Intersection of Two Curves: Do They Meet?

[PensNAS]

Homework Statement

Show that these curves do not intersect.

z=(1/a)(a-y)^2
y^2+z^2=a^2/4

Where a is the radius of the circle and other shape.

Homework Equations

There aren't any.

The Attempt at a Solution

I tried setting them equal to each other but got the equation, which doesn't simplify into anything solve able.

a^2/4-y^2=a^2-4ay+6y^2-4y^3/a+y^4/a^2

 

[Mark44]

Homework Statement

Show that these curves do not intersect.

z=(1/a)(a-y)^2
y^2+z^2=a^2/4

Where a is the radius of the circle and other shape.

Homework Equations

There aren't any.

The Attempt at a Solution

I tried setting them equal to each other but got the equation, which doesn't simplify into anything solve able.

a^2/4-y^2=a^2-4ay+6y^2-4y^3/a+y^4/a^2

I think that the easiest way to do this is to start with a sketch of the two curves. The 2nd equation is of a circle - what is its radius?

What sort of figure does the first equation represent?

 

[PensNAS]

The first equation looks similar to z=1/x. The radius of the circle is a/2. I've already sketched out the equations.

 

[Mark44]

The first equation looks similar to z=1/x.

No, not at all. The 1/a part is just a constant. The variable part, (a - y)², is what's important.

The radius of the circle is a/2. I've already sketched out the equations.

That's correct for the circle's radius.

 

[PensNAS]

It is a decreasing, concave curve is what I should have said. How does one show that there is not a solution for both equations?

 

[Mark44]

It is a decreasing, concave curve is what I should have said.

It is concave up, yes, but it's decreasing on part of its domain and increasing on the other part.

What geometric figure is y = K(a - x)²? (I changed the variables so that you might recognize what this is more easily.)

How does one show that there is not a solution for both equations?

Like I said before, a sketch of both curves is a good start. So far, you have only one of them.

 

[PensNAS]

It is a parabola. The book gives us the graph of both functions, but limits it to the first quadrant. I should have soda that too, my bad.

 

[Mark44]

You could try this: Write a function that represents the distance between an arbitrary point on the circle and one on the left side of the parabola. Find the minimum value of that function. If the minimum value is greater than zero, the two curves don't intersect.

Trying to solve the equation that you found seems like a dead end to me.

 

[PensNAS]

Am I wrong in thinking the formula for the distance between the functions is the top curve minus the bottom curve?

 

[Mark44]

Am I wrong in thinking the formula for the distance between the functions is the top curve minus the bottom curve?

Yes, you're wrong. That would give you the vertical distance between the two curves, which isn't the same as the distance I described.

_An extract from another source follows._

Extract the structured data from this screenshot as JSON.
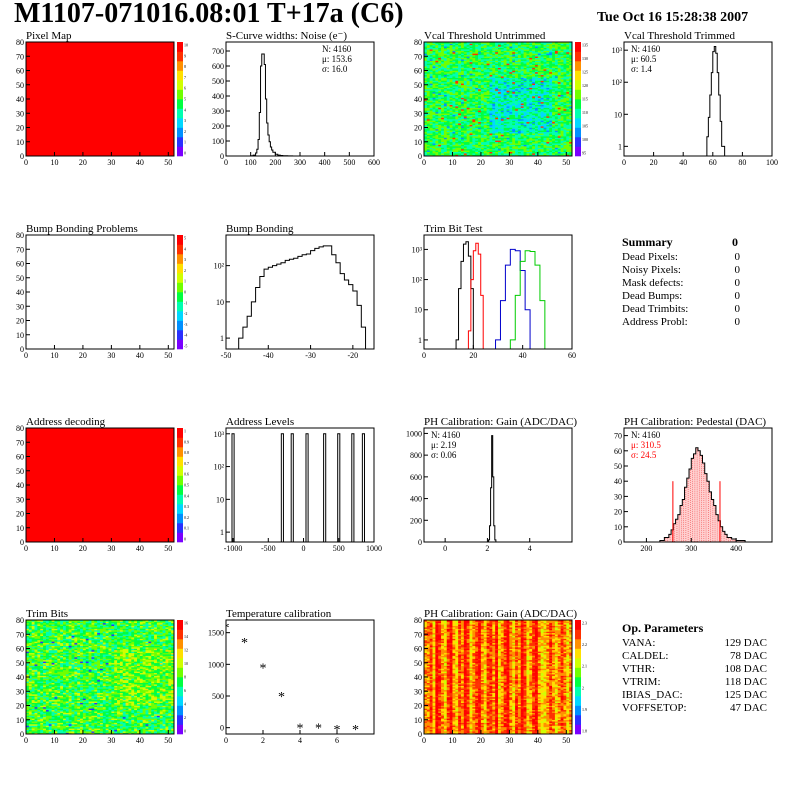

A slightly different approach would be to find the point on the parabola that's closest to the origin. Then the line segment from the origin to the parabola would intersect the circle at some point, and you could easily find the distance between the circle and the parabola.

I'm sort of making this up as I go along, but I think this is a workable way to go.

 

[Mark44]

Offtopic, but do you happen to be in Pensacola?

 

[Dick]

Yes, you're wrong. That would give you the vertical distance between the two curves, which isn't the same as the distance I described.

A slightly different approach would be to find the point on the parabola that's closest to the origin. Then the line segment from the origin to the parabola would intersect the circle at some point, and you could easily find the distance between the circle and the parabola.

I'm sort of making this up as I go along, but I think this is a workable way to go.

Since the second equation is a circle centered at the origin, the distance from a point on the parabola to the origin is going to give you a fourth order equation, not too much different from what you get trying to intersect them. It might pay to be more clever. If pensNAS has got a good picture, think about drawing a tangent line to the circle that has the circle on one side and the parabola on the other. Then if you write down an equation for the tangent line and show it doesn't intersect the parabola, you would be done.

 

[PensNAS]

Thanks for the help! I actually went and talked to my professor, since this is part of a statics problem and not calculus. He was okay with just plotting a few points around where the curves get closest.

@Mark44, I'm from Pensacola.

 

[Dick]

Thanks for the help! I actually went and talked to my professor, since this is part of a statics problem and not calculus. He was okay with just plotting a few points around where the curves get closest.

@Mark44, I'm from Pensacola.

Ok. For the record, I think it's pretty easy to show that the tangent line to the circle passing through x=a/(2sqrt(2)), y=a/(2sqrt(2)) doesn't intersect the parabola. Since the two curves are on different sides of that line, they can't intersect.